While New York as a whole may be the nation’s merger alpha dog, Sears said he hasn’t seen a lot of mergers in the Long Island area. There have been a few in the past couple years, he indicated, but not an inordinate number.
Next Page: Looking Ahead
Jeff Paille, a partner in the Rochester, N.Y.-based accounting firm The Bonadio Group’s Financial Institutions Team, said factors leading to mergers in other states may not have been that important in New York. Credit unions in other areas experienced stress from the slumping housing market, but that was a minor issue in New York. Another thing he’s noticed is that as technology advances and regulation increases, it’s a challenge for small credit unions.
“Part of what we’re seeing now, though, is smaller credit unions struggling with two things,” Paille said. “One is succession planning, as senior management reaches retirement. The small credit unions, say under $30 million, are finding it very difficult to draw in younger, talented people. They’re looking to a larger credit union that has the resources that can attract younger talent.”
Looking ahead, Paille expects to see mergers in New York increase somewhat over the next couple years.
“There are some areas in the state where merger activity hasn’t really picked up yet,” he said. “I think it will actually increase in the northern part of the state because of the number of smaller credit unions coming to realize these challenges.”
A smaller credit union seeking a merger partner may typically wait too long to make that move, Paille said. In the meantime, their financial condition may deteriorate.
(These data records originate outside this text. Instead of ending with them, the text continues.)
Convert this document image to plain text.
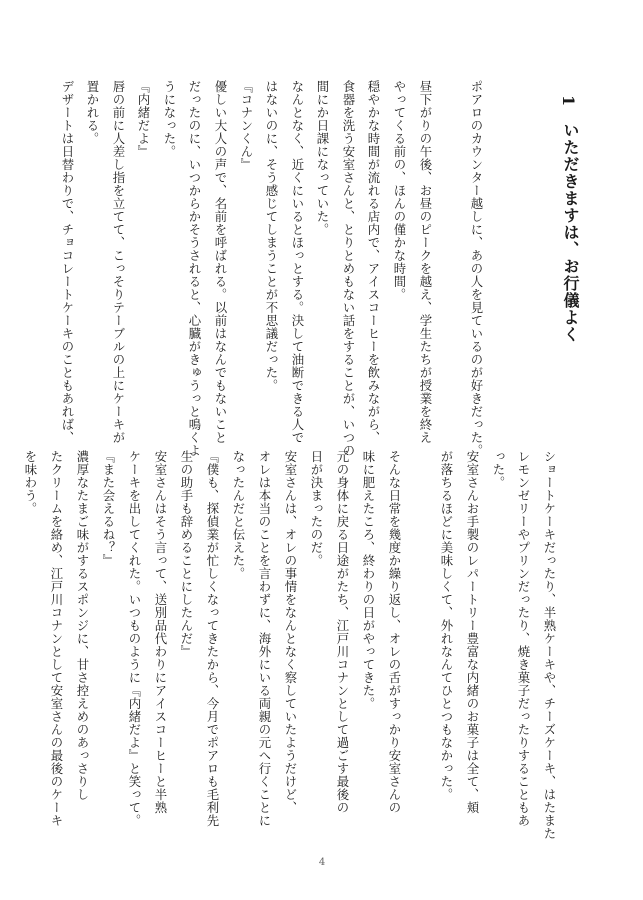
1
いただきますは、お行儀よく
ポアロのカウンター越しに、あの人を見ているのが好きだった。
昼下がりの午後、お昼のピークを越え、学生たちが授業を終え
やってくる前の、ほんの僅かな時間。
穏やかな時間が流れる店内で、アイスコーヒーを飲みながら、
食器を洗う安室さんと、とりとめもない話をすることが、いつの
間にか日課になっていた。
なんとなく、近くにいるとほっとする。決して油断できる人で
はないのに、そう感じてしまうことが不思議だった。
『コナンくん』
優しい大人の声で、名前を呼ばれる。以前はなんでもないこと
だったのに、いつからかそうされると、心臓がきゅうっと鳴くよ
うになった。
『内緒だよ』
唇の前に人差し指を立てて、こっそりテーブルの上にケーキが
置かれる。
デザートは日替わりで、チョコレートケーキのこともあれば、
ショートケーキだったり、半熟ケーキや、チーズケーキ、はたまた
レモンゼリーやプリンだったり、焼き菓子だったりすることもあ
った。
安室さんお手製のレパートリー豊富な内緒のお菓子は全て、頬
が落ちるほどに美味しくて、外れなんてひとつもなかった。
そんな日常を幾度か繰り返し、オレの舌がすっかり安室さんの
味に肥えたころ、終わりの日がやってきた。
元の身体に戻る日途がたち、江戸川コナンとして過ごす最後の
日が決まったのだ。
安室さんは、オレの事情をなんとなく察していたようだけど、
オレは本当のことを言わずに、海外にいる両親の元へ行くことに
なったんだと伝えた。
『僕も、探偵業が忙しくなってきたから、今月でポアロも毛利先
生の助手も辞めることにしたんだ』
安室さんはそう言って、送別品代わりにアイスコーヒーと半熟
ケーキを出してくれた。いつものように『内緒だよ』と笑って。
『また会えるね？』
濃厚なたまご味がするスポンジに、甘さ控えめのあっさりし
たクリームを絡め、江戸川コナンとして安室さんの最後のケーキ
を味わう。
4
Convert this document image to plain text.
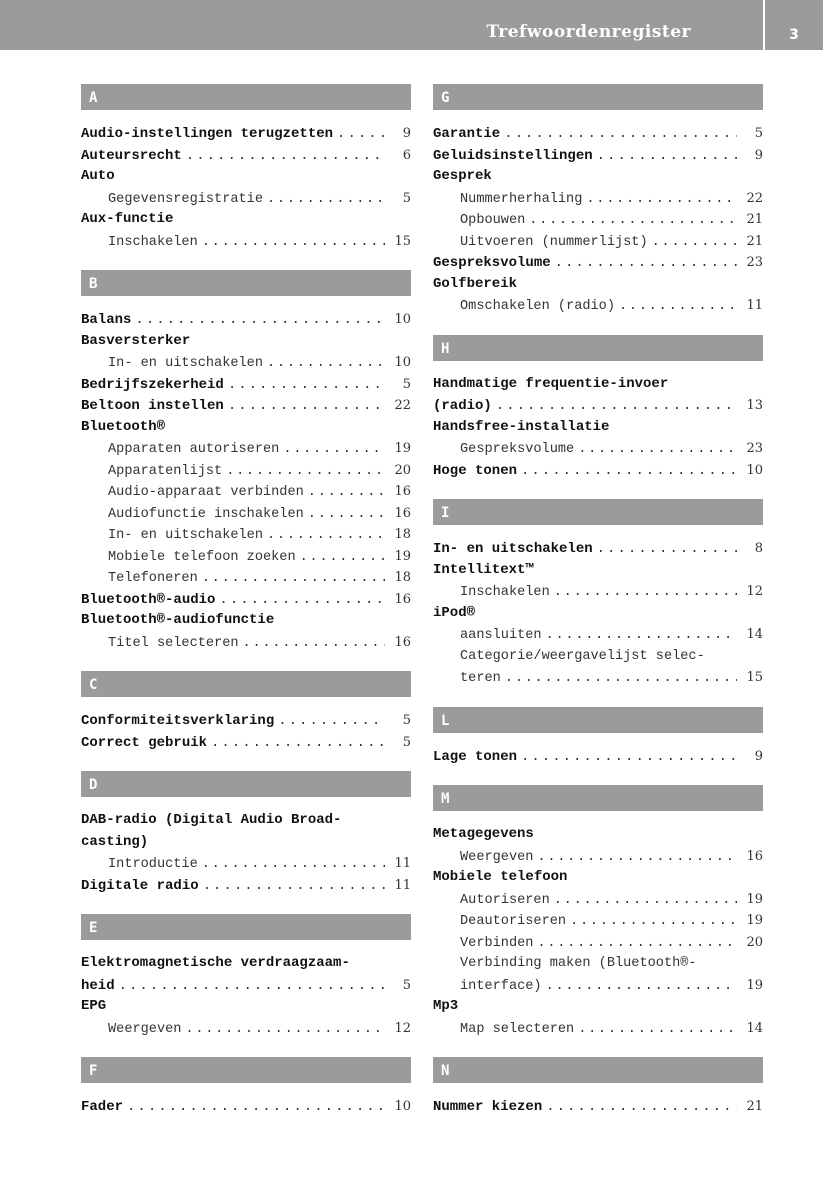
Trefwoordenregister	3
A
Audio-instellingen terugzetten . . .	9
Auteursrecht . . .	6
Auto
Gegevensregistratie . . .	5
Aux-functie
Inschakelen . . .	15
B
Balans . . .	10
Basversterker
In- en uitschakelen . . .	10
Bedrijfszekerheid . . .	5
Beltoon instellen . . .	22
Bluetooth®
Apparaten autoriseren . . .	19
Apparatenlijst . . .	20
Audio-apparaat verbinden . . .	16
Audiofunctie inschakelen . . .	16
In- en uitschakelen . . .	18
Mobiele telefoon zoeken . . .	19
Telefoneren . . .	18
Bluetooth®-audio . . .	16
Bluetooth®-audiofunctie
Titel selecteren . . .	16
C
Conformiteitsverklaring . . .	5
Correct gebruik . . .	5
D
DAB-radio (Digital Audio Broad-
casting)
Introductie . . .	11
Digitale radio . . .	11
E
Elektromagnetische verdraagzaam-
heid . . .	5
EPG
Weergeven . . .	12
F
Fader . . .	10
G
Garantie . . .	5
Geluidsinstellingen . . .	9
Gesprek
Nummerherhaling . . .	22
Opbouwen . . .	21
Uitvoeren (nummerlijst) . . .	21
Gespreksvolume . . .	23
Golfbereik
Omschakelen (radio) . . .	11
H
Handmatige frequentie-invoer
(radio) . . .	13
Handsfree-installatie
Gespreksvolume . . .	23
Hoge tonen . . .	10
I
In- en uitschakelen . . .	8
Intellitext™
Inschakelen . . .	12
iPod®
aansluiten . . .	14
Categorie/weergavelijst selec-
teren . . .	15
L
Lage tonen . . .	9
M
Metagegevens
Weergeven . . .	16
Mobiele telefoon
Autoriseren . . .	19
Deautoriseren . . .	19
Verbinden . . .	20
Verbinding maken (Bluetooth®-
interface) . . .	19
Mp3
Map selecteren . . .	14
N
Nummer kiezen . . .	21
However, a few years before then, when their balance sheets were strong, they would have had no problem finding a merger partner, he pointed out.
“Now, a larger credit union isn’t as enthusiastic about the merger,” Paille said. “It’s a buyer’s market, because there are enough credit unions out there seeking merger partners that larger credit unions can be more selective.”
His advice is if there hasn’t been discussions about a merger in the past couple years, those talks should be included in a credit union’s strategic plan.
The $141.4 million Ukrainian Federal Credit Union in Rochester, N.Y., recently took in the $8.9 million Ukrainian Home Dripro Federal Credit Union in Buffalo, N.Y. Oleg Lebedko, president/CEO of Ukrainian FCU, said the most important thing to emerge from the merger is the fact that members of UHDFCU will have a more viable financial home.
“We did see a few mergers in the past couple years,” Lebedko said. “Most of them were local or in neighboring areas. I think this is a trend and it will continue. Smaller credit unions are limited in the services they can offer.”
For credit unions considering mergers, Lebedko suggested negotiating and researching as much as possible, especially concerning potential fees on credit card services.
“Of course, there are challenges. This is our third merger in the last 10 years. This time, no matter how small the credit union, some debit cards and credit card fees were significant. That was an unexpected and unpleasant surprise.”
Levine stressed a merger must be totally focused on strengthening safety and soundness, expanding capacity for new products and services, and the culture of the two credit unions involved.
“It’s important when two entities come together that it be done in as respectful a way,” Levine said. “What are the aspirations of the members? What are the products and services they seek? The board ultimately has the responsibility to affirm the merger.”